Well, if it doesn’t have to be precise, why do you use a formula that includes the eccentricity of earth? This is a tiny change due to the earth not being a perfect sphere. Is your model actually a proper representation of earth that includes this tiny change? If not and your model is an actual sphere your eccentricity “correction” would just make the object float or sink a tiny bit.

Apart from that your corrected “radius” calculation is wrong. Multiplying the sin or “lat” with the sin or “lon” makes no sense. This should be the square of the sin of “lat”. So it should be

```
float radius = EarthRadius / Mathf.Sqrt(1.0f - 0.00669437999014f * sinLat * sinLat);
```

You also want to store the eccentricity in a variable. It makes the code much more readable and you don’t have to duplicate magic numbers in your code.

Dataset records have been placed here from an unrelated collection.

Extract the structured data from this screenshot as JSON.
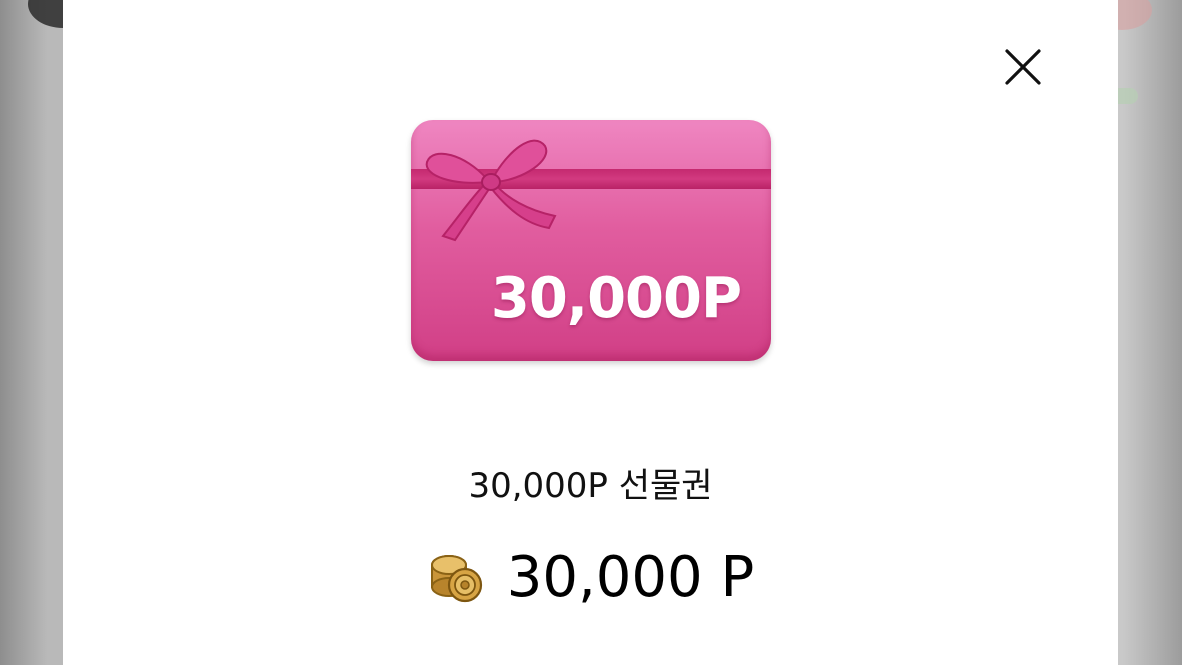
{
  "modal": {
    "close_icon": "close-icon",
    "gift_card": {
      "amount_label": "30,000P",
      "colors": {
        "card": "#e15d9f",
        "ribbon": "#c4296f",
        "text": "#ffffff"
      },
      "icon": "ribbon-bow-icon"
    },
    "product_name": "30,000P 선물권",
    "price": {
      "icon": "coin-stack-icon",
      "value": "30,000 P"
    }
  }
}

Without that eccentricity correction the code simplifies to

```
{
float cosLat = Mathf.Cos(latitude * Mathf.Deg2Rad);
float sinLat = Mathf.Sin(latitude * Mathf.Deg2Rad);
float cosLon = Mathf.Cos(longitude * Mathf.Deg2Rad);
float sinLon = Mathf.Sin(longitude * Mathf.Deg2Rad);
float radius = EarthRadius + altitude;
float x = radius * cosLat * cosLon;
float y = radius * cosLat * sinLon;
float z = radius * sinLat;
return new Vector3(x, y, z);
}
```

Though it usually makes more sense to do the calculations with double precision and just cast to float in the end. Doesn’t make a huge difference, but can simplify the code a bit

```
public const double EarthRadius = 6.371d;
public static Vector3 LatLon2XYZ(double latitude, double, longitude, double altitude = 0d)
{
(double sinLat, double cosLat) = System.Math.SinCos(latitude * Math.PI / 180d);
(double sinLon, double cosLon) = System.Math.SinCos(longitude * Math.PI / 180d);
double radius = EarthRadius + altitude;
float x = (float)(radius * cosLat * cosLon);
float y = (float)(radius * cosLat * sinLon);
float z = (float)(radius * sinLat);
return new Vector3(x, y, z);
}
```

Keep in mind that the altitude has to be given in the same “unit” as your radius. So for the “real” earth the radius is `6371000`

meters so the altitude is given in meters as well. When you scale down your earth model to only have a radius of 6.371 units in worldspace, one unit of altitude would be equal to 1 million meters or 1000 km. So keep that in mind when you work with “actual” altitude values. Sometimes it might make sense to use real world numbers and just scale the result at the end by a certain scale factor. Though that’s all up to your usecase and where the values come from.

If your “earth” model is really just about 12 units in diameter, using an altitude for features “on” earth probably doesn’t make much sense anyways. It’s a good lesson on the scale of earth ^^.